Apparentemente non ci sono differenze di approccio sul tema tra cattolici e protestanti. Bisogna sempre a maggior ragione nel mondo contemporaneo cercare di operare una differenza tra ciò che rappresentano le Chiese istituzionali in termini di posizioni politiche in corrispondenza di appuntamenti importanti come questo che interrogano le coscienze e quello che matura all’interno della base di cui fanno parte le organizzazioni religiose. Dal punto di vista di chi osserva la realtà nordirlandese, la sensazione è quella di riscontrare una secolarizzazione degli appartenenti alle confessioni religiose a dispetto di posizioni magari molto nette delle chiese. Se analizzassimo la questione dal punto di vista delle organizzazioni religiose a livello istituzionale, non riscontreremmo particolari differenze tra le confessioni religiose presenti in Irlanda del Nord: la Free Presbyterian Church of Ulster è tanto contraria all’aborto quanto la Chiesa Cattolica. Quello che cerco di sostenere è che la società nordirlandese è percorsa da sensibilità diverse che travalicano le appartenenze religiose, questo ci porta a dire che tanto nel campo dei cattolici quanto in quello dei protestanti ci saranno persone che appoggeranno la revisione della legislazione sull’aborto.

La posizione espressa dal DUP non sembra così sfumata, ma piuttosto netta. Si potranno registrare delle aperture?

All’interno del DUP c’è una netta contrarietà alla possibilità che possa essere garantito il diritto all’aborto, d’altronde il DUP è sostanzialmente una creatura di Ian Paisley, il reverendo ultra protestante che è stato anche capo della Free Presbyterian Church. Questa è una chiesa protestante che si connota per essere vicina a posizioni della destra politica, quindi non ci sono apparentemente sfumature per quanto anche all’interno del DUP ci siano sensibilità diverse.

Che fase sta vivendo l’Irlanda del Nord e quanto è centrale la questione ‘diritti civili’?

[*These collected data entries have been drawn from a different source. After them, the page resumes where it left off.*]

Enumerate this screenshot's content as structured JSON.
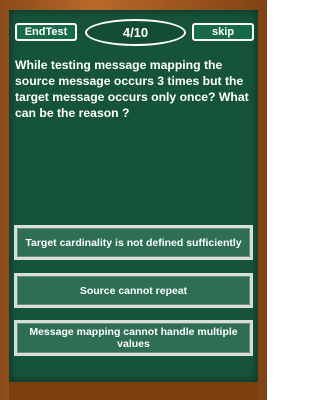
{
  "header": {
    "end_test_label": "EndTest",
    "progress_text": "4/10",
    "skip_label": "skip"
  },
  "question": {
    "text": "While testing message mapping the source message occurs 3 times but the target message occurs only once? What can be the reason ?"
  },
  "answers": [
    {
      "label": "Target cardinality is not defined sufficiently"
    },
    {
      "label": "Source cannot repeat"
    },
    {
      "label": "Message mapping cannot handle multiple values"
    }
  ],
  "colors": {
    "board": "#16543a",
    "frame": "#a0571f",
    "answer_bg": "#2d6e55",
    "text": "#ffffff"
  }
}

In questo momento il Nord si trova in una fase delicata che è iniziata nel post-Brexit nel momento in cui l’Irlanda del Nord, che è rimasta massicciamente a favore del remain, ha espresso anche la volontà, soprattutto sedimentata nella componente repubblicana, di compiere un percorso diverso rispetto a quello che sta compiendo il Regno Unito sull’appartenenza all’UE. Questo fa sì che ci sia un dibattito politico molto aperto e delicato, dovuto anche al fatto che dopo le elezioni nordirlandesi dello scorso anno, il Sinn Féin ha quasi raggiunto il partito della maggioranza protestante, il DUP, che esprime il Premier. In questa situazione si innesta un dibattito che indipendentemente dalle appartenenze politiche interroga la popolazione nordirlandese sui diritti civili e sappiamo bene quanto dal punto di vista storico sia sensibile al tema. D’altronde i Troubles nordirlandesi si avviarono nel momento in cui manifestazioni per i diritti civili furono duramente represse. Questo ha condotto forze politiche come quella che si chiama People Before Profit ad esprimere alle scorse elezioni anche un parlamentare nella figura dello storico attivista per i diritti civili Eamonn McCann. Si è, dunque, riproposto un dibattito sui diritti civili, quindi anche in Irlanda del Nord si è tornati a interrogarsi sui diritti civili per motivazioni assolutamente diverse che riguardano la coscienza degli esseri umani.